Variation in care and cost of care often occur among patients with the same clinical diagnosis. This means that while some patients are getting the most optimal care, others may not be, and the cost of that care may be optimized for some but not others, causing potentially devastating effects for patients and the health care system.

The goal of Episodes of Care—the design model most often used for engaging specialists in value-based care—is to study these kinds of variations in an attempt to optimize the care, patient outcomes, and cost of the care delivered. Dr Vaena’s point about there being a lot of different end points in oncology speaks to the need to stratify patient populations into clinically-alike groups so that providers and others can study those variations among patients who would be expected to have the same or similar outcomes, and ultimately make decisions that would standardize and optimize their care.

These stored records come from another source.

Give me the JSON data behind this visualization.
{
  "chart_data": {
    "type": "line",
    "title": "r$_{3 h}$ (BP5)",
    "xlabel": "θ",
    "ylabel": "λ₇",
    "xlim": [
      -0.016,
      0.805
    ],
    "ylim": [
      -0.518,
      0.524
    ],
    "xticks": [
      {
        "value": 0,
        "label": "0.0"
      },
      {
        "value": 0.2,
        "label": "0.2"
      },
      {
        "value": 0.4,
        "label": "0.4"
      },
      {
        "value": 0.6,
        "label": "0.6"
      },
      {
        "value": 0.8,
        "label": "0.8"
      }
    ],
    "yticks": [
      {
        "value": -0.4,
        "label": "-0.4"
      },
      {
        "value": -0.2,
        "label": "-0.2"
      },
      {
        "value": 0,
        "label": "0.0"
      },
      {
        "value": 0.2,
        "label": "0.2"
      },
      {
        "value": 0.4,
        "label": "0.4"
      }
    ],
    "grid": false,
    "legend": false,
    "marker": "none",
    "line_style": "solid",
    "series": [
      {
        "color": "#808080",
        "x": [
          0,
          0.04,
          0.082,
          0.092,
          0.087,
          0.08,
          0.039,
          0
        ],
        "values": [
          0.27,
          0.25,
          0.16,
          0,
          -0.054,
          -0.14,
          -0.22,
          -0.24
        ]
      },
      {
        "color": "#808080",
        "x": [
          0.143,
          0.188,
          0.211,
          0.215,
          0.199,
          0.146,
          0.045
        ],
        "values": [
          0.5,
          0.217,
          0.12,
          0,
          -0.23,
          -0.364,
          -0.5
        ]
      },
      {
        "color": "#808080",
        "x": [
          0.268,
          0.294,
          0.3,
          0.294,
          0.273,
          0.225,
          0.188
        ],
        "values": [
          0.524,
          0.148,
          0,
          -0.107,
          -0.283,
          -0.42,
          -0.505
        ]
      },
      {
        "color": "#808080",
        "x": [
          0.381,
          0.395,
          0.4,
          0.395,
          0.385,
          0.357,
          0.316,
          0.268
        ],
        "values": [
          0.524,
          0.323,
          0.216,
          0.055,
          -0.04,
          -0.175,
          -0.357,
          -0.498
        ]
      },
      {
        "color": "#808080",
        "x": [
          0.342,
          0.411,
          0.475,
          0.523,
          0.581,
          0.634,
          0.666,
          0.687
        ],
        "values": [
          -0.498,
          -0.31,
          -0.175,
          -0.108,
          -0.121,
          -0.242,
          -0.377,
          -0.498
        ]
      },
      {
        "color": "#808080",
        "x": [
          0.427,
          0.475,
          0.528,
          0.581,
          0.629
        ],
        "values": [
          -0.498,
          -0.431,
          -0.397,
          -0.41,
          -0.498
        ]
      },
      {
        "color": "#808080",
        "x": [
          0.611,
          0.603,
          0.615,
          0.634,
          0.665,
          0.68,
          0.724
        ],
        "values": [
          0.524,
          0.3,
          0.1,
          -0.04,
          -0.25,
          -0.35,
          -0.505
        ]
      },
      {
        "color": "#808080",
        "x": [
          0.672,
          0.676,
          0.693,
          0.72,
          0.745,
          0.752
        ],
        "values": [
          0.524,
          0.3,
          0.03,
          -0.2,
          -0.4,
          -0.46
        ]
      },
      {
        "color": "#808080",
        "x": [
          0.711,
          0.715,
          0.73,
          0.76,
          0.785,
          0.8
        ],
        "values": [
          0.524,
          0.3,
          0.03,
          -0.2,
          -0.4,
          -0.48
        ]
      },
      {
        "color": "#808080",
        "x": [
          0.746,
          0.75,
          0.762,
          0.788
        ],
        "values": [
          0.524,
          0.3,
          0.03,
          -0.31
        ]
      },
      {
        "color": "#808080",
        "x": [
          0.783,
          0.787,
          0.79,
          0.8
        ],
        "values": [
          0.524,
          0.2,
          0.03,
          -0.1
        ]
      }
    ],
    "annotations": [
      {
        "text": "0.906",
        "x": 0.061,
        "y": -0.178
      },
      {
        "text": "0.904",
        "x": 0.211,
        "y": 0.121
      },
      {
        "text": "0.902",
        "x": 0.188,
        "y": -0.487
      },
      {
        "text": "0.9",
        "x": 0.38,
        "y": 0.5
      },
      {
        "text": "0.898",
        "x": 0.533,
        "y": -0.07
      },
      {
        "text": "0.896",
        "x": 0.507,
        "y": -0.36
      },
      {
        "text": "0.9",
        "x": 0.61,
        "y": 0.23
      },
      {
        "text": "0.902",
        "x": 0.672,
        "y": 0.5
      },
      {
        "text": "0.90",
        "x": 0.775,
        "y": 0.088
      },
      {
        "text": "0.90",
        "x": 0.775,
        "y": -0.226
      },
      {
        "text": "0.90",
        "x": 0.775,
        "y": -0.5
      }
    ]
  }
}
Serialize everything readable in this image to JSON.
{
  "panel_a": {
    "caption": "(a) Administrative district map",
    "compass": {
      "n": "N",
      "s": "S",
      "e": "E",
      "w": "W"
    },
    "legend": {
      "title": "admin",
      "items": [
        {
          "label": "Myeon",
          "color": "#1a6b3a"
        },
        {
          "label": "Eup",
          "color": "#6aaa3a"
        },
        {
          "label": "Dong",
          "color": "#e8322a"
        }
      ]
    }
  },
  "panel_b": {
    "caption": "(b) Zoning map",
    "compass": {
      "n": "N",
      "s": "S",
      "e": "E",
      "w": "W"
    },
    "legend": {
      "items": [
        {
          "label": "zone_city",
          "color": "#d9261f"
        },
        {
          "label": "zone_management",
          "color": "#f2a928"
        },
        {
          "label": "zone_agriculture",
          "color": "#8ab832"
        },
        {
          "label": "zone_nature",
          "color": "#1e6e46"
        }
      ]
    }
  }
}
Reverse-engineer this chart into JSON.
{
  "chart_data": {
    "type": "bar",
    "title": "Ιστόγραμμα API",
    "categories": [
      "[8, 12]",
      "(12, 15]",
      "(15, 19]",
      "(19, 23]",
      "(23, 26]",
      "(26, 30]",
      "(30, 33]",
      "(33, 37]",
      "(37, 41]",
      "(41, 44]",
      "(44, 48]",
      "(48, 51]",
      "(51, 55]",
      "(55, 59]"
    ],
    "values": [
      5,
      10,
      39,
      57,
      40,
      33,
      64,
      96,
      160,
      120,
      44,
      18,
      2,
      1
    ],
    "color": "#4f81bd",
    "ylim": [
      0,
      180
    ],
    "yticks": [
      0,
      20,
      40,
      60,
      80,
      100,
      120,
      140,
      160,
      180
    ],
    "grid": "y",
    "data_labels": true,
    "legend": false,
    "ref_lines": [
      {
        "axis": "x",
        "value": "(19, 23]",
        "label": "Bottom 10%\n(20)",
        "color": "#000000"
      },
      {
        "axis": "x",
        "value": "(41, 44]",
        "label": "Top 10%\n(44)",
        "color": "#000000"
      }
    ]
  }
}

Dan Wygal’s discussion about needing to be thoughtful about creating meaningful partnerships, and about focusing on outcomes rather than process, also cannot be overstated. The fee-for-service model is focused on pieces of care delivered by individual practitioners, rather than total care provided to an individual patient. Creating functionally collaborative partnerships across that continuum, where various stakeholders work together to build models that focus on and create accountability for patient outcomes rather than on units of care and costs of care, and that allow providers to then focus on reorganizing their processes to achieve those outcomes, allows the shift toward value to begin. 

Dr Hertler raises the importance of determining what “value” means in the context of building a model. This is where bringing all stakeholders to the discussion becomes critically important. Understanding and incorporating the various perspectives around value allows for decisions around end goals and outcomes that takes into account the full view of expectations for a specific population of alike patients. Respectful, collaborative and regular communication among stakeholders is key to success of any value-based model and creates the accountability to the patient that is lacking in fee-for-service.  

Manufacturers have long been interested in figuring out how they become part of the value-based care movement. Astra Zeneca’s partnership with the University of Pittsburgh Medical Center, which ties cardiac outcomes to reimbursement for AstraZeneca’s drug ticagrelor, is a great step in taking real accountability for drug performance and impact on patient outcomes.

Oncology is complicated, and there is a lot of variation in both care delivery and the cost to deliver that care. Accountability to patients is key, and value-based models will help connect health care providers (traditional and non-traditional) across the health care continuum to create that accountability so that patient outcomes and experiences will be optimized as levels of stress and cost are reduced.